RUSSELLVILLE (KFSM) -- A local soldier who went missing outside of Salt Lake City three years ago and was never found was given military honors Saturday (Nov. 1) after being declared dead.
Joe Bushling was an Army Specialist in Dugway, Utah.
"We have concentrated all our money and all our efforts on this for the last three and a half years,” said his father, Kevin, beside his mother, Lisa.
He went missing on Mother's Day in 2011 after going for a drive early in the morning.
Bushling left a voicemail with a friend, saying he was out of gas and needed help. He also mentioned that he was cold, and had lost his flip flops. His parents said he used the t-shirt he was wearing to protect his feet in the desert.

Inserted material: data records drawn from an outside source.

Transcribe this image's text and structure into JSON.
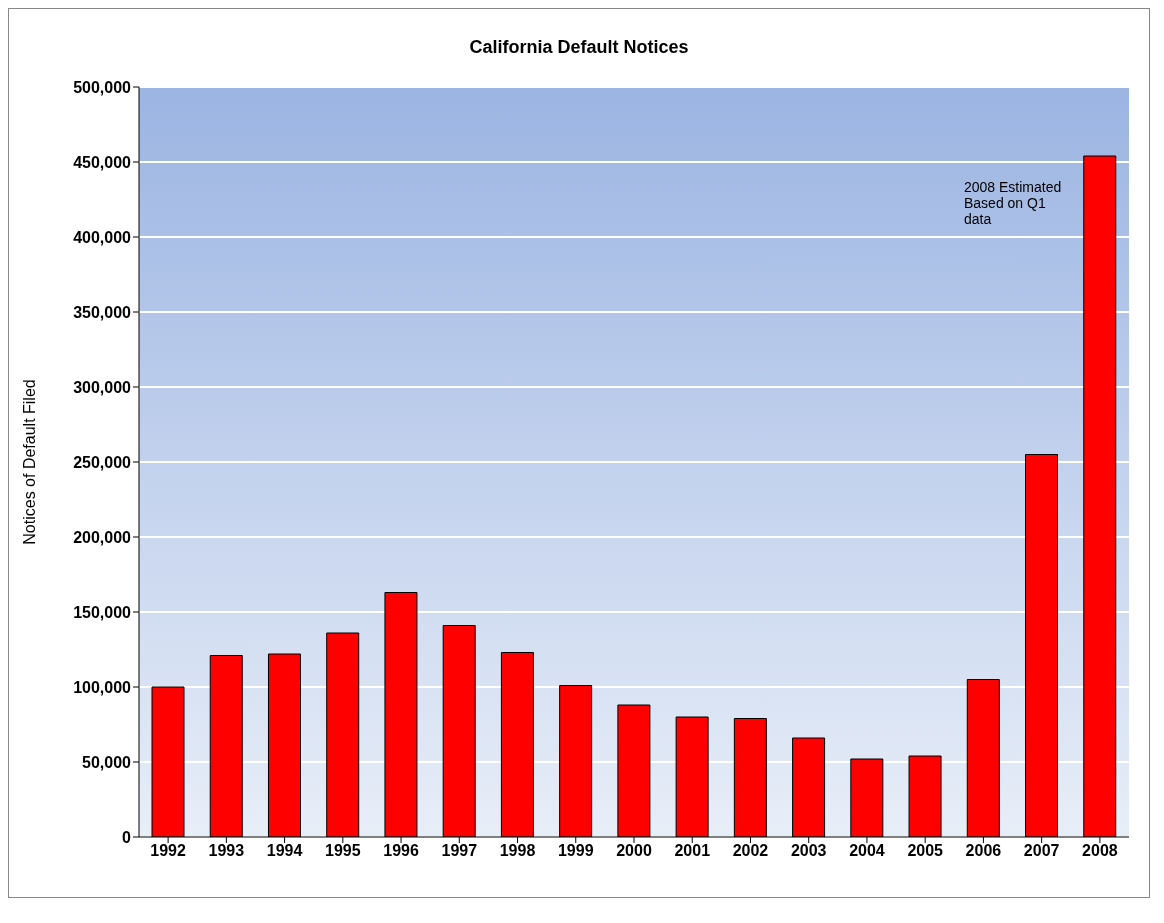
{
  "chart_data": {
    "type": "bar",
    "title": "California Default Notices",
    "ylabel": "Notices of Default Filed",
    "categories": [
      "1992",
      "1993",
      "1994",
      "1995",
      "1996",
      "1997",
      "1998",
      "1999",
      "2000",
      "2001",
      "2002",
      "2003",
      "2004",
      "2005",
      "2006",
      "2007",
      "2008"
    ],
    "values": [
      100000,
      121000,
      122000,
      136000,
      163000,
      141000,
      123000,
      101000,
      88000,
      80000,
      79000,
      66000,
      52000,
      54000,
      105000,
      255000,
      454000
    ],
    "color": "#ff0000",
    "ylim": [
      0,
      500000
    ],
    "yticks": [
      {
        "value": 0,
        "label": "0"
      },
      {
        "value": 50000,
        "label": "50,000"
      },
      {
        "value": 100000,
        "label": "100,000"
      },
      {
        "value": 150000,
        "label": "150,000"
      },
      {
        "value": 200000,
        "label": "200,000"
      },
      {
        "value": 250000,
        "label": "250,000"
      },
      {
        "value": 300000,
        "label": "300,000"
      },
      {
        "value": 350000,
        "label": "350,000"
      },
      {
        "value": 400000,
        "label": "400,000"
      },
      {
        "value": 450000,
        "label": "450,000"
      },
      {
        "value": 500000,
        "label": "500,000"
      }
    ],
    "grid": "y",
    "annotations": [
      "2008 Estimated Based on Q1 data"
    ]
  }
}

His parents made several trips to Utah to search for him.
"Things don't mean anything when you get to that point. Items mean nothing,” Kevin said. “You need money. You need money to do these searches. At that time, I think we got down to where we had six dinner plates. What would you do -- what would you give up to find your son?”
The Army labeled him “Absent Without Leave,” or AWOL, 30 days after he went missing.
"I told my wife -- I said, ‘We are not doing a memorial service until they change that status.’”
$27,000 on search efforts, and three years later, they were given a death certificate. This is what made it possible for a six-man honor guard from the Army to present his family with a flag.
"[What] my wife and I truly are going to miss out of all of this whole thing, is we will never have grandchildren,” Kevin said. “And that was something that we had looked forward to for a long time, was to have grandchildren. And it's hard to think about that."
Bushling was 26 years old.
Exactly what happened to him remains a mystery.
The Criminal Investigative Division of the Army closed his case in 2012, according to his parents.